Em 1961, o então governador do Rio Grande do Sul, Leonel Brizola, lidera um movimento sem precedentes na história do Brasil: a Legalidade. Após a repentina e estapafúrdia renúncia de Jânio Quadros, os milicos conspiram para não permitirem a posse do vice-presidente João Goulart, que causava arrepios nos quadros militares por suas posições consideradas radicais à esquerda. Lutando pela constituição, Brizola mobiliza a população para garantir a posse do vice, montando barricadas no Palácio Piratini e até mesmo pegando em armas.

Meus nobres 17 leitores hão de concordar que esse enredo, por si só, tinha um grande potencial para um puta filme, não? Na verdade, a demora em filmar essa trama demonstra o quão nossa História é mal explorada cinematograficamente. Mas a verdade é que um enredo como esse, quase pronto, é jogado no lixo nesse longa, desperdiçando uma chance de ouro de cortar uma bola na medida e ainda no ar.

Lá, lá, lá, lá, lá, Brizoooola…

Bem, para a Honra e Glória do mítico Juarez da Tecpix, primeiro vamos falar de coisa boa: Legalidade traz um trabalho muito competente da Diretora de Arte, Adriana Borba, e uma fotografia extremamente cuidadosa, a cargo de Bruno Polidoro. Os dois são responsáveis por uma ambientação bastante convincente e necessária para um filme de época e merecem, ao meu ver, essa menção honrosa. E é só. Infelizmente é só isso de bom que tenho a falar sobre esse filme, uma vez que roteiro, direção e atuações estão muito, mas muito abaixo da crítica e, obviamente, comprometem completamente o resultado final.

Para começar, é difícil até mesmo definir qual é a história contada no filme, tantos são os atropelos de roteiro. Temos ali a história de uma mulher (Letícia Sabatella) em busca do passado de sua mãe? Seria a História (com “H” maiúsculo) do Movimento pela Legalidade, protagonizado por Leonel Brizola (Leonardo Machado)? Talvez a história da dublê de jornalista e espiã da CIA (Cleo)? Ou ainda, a história de um surrado triângulo amoroso entre os irmãos Luis Carlos (Fernando Pinto) e Tonho (José Henrique Ligabue) com essa mulher? Depois de quase duas horas de projeção, não sou capaz de responder…

Será que ela tá queimando o roteiro?

O ritmo do filme é uma tragédia. Por conta dessa profusão de enredos mal desenvolvidos, temos cortes abruptos na narrativa o tempo inteiro. Em certo momento, com o movimento popular atingindo seu pico, o palácio onde os revoltosos se amotinavam cercado e ameaçado de bombardeio pelos militares, a narrativa corta para um de seus inúmeros flashbacks onde se vê uma cena de amor tórrido. Poderia ser bonito, mas é só tedioso e anti-clímax.

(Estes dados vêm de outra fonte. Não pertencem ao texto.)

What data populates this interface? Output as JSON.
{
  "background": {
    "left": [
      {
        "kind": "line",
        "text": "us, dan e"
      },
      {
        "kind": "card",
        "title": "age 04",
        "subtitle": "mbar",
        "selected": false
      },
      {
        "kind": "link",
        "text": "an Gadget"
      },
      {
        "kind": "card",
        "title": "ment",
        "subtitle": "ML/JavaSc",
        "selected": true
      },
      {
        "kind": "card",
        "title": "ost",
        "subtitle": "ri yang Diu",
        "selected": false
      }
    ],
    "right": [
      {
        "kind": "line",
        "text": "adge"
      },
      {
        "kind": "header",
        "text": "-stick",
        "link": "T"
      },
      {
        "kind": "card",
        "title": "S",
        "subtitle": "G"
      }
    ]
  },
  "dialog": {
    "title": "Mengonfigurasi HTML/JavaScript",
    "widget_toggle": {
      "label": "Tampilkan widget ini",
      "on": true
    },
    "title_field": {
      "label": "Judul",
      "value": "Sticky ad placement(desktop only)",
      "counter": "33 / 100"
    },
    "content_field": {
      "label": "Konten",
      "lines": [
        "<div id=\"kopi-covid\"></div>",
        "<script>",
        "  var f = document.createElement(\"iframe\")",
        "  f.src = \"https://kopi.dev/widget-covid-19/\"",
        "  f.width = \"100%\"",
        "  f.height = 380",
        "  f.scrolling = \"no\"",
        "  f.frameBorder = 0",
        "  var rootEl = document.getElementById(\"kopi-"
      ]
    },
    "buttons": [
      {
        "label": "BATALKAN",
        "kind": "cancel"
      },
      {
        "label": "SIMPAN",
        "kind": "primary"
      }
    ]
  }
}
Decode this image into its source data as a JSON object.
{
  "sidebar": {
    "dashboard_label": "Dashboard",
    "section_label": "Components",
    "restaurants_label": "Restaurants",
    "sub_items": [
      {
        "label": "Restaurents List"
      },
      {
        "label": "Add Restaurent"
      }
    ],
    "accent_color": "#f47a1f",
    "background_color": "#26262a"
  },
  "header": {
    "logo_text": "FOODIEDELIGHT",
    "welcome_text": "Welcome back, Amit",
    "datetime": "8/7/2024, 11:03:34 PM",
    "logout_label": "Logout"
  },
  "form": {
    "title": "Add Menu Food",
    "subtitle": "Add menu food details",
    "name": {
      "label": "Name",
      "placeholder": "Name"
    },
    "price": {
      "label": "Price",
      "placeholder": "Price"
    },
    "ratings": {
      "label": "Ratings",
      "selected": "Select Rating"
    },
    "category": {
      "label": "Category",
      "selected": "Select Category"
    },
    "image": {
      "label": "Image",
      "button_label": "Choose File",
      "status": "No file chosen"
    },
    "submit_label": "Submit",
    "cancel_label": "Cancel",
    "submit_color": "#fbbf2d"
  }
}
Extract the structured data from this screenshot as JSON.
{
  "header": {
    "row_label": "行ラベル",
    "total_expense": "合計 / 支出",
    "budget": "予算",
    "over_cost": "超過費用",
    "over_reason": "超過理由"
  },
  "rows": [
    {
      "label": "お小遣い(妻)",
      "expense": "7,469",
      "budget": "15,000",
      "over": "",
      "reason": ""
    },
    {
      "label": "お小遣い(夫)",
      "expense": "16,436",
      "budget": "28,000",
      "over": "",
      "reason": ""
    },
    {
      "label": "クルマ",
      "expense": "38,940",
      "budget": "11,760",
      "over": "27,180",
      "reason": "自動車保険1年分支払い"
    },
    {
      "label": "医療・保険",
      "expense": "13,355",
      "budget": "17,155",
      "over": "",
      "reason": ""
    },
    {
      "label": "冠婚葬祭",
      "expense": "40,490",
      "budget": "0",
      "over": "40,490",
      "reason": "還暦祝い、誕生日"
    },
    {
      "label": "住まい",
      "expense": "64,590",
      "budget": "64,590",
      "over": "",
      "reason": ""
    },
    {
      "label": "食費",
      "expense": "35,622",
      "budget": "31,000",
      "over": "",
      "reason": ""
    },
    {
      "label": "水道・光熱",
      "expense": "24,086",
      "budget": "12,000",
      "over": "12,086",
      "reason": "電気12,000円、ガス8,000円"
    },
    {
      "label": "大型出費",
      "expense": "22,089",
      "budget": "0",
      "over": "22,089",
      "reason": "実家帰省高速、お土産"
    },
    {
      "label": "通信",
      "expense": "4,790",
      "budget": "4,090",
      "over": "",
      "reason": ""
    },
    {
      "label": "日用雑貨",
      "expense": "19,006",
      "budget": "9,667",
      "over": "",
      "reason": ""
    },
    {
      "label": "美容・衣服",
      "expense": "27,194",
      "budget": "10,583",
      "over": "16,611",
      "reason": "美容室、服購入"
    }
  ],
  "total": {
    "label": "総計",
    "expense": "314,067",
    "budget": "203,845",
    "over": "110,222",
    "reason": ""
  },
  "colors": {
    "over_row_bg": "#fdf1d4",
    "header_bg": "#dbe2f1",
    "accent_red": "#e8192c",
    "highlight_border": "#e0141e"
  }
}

Além disso, a inclusão de personagens completamente alheios à trama, como “El Comandante” Che Guevara, dão a forte impressão de só estarem ali para fins panfletários, nada contribuindo para o desenrolar da história. Sem contar a personagem de Sabatella num enredo paralelo “contemporâneo”. Ainda me pergunto o que ela faz ali…

Aqui chego ao que entendo ser o ponto mais problemático além de todos que já citei: a atuação de Cleo (que não é mais Pires!?) é ruim. Bem ruim. E há um erro primordial de roteiro ao colocá-la como protagonista da história, e isso não é culpa dela. Ela simplesmente não banca isso, claramente atrapalhada por uma personagem extremamente mal delineada e de uma canastrice exemplar. O seu mal desempenho chega a ofuscar trabalhos sensivelmente melhores à sua volta, principalmente o do ator Leonardo Machado (vitimado por um câncer no ano passado) na pele de Brizola que, mesmo não conseguindo chegar perto da força e carisma do retratado, ao menos se esforça para dar verosimilhança ao personagem.

“El Comandante” perdido na história (com “h” minúsculo)

Devo dizer que sou grande entusiasta do cinema nacional e acho que iniciativas como a de Legalidade, de recuperar temas históricos relevantes através da sétima-arte, são de fundamental importância em um país flagelado pela falta de educação básica. O Cinema não é – e nem deve almejar ser – um laboratório da História, mas pode exercer um papel fundamental no imaginário popular ao dar à narrativa histórica um elemento visual e dramático, tão importantes na constituição da memória. Portanto, é com pesar que constato que uma chance dessas foi tão claramente desperdiçada.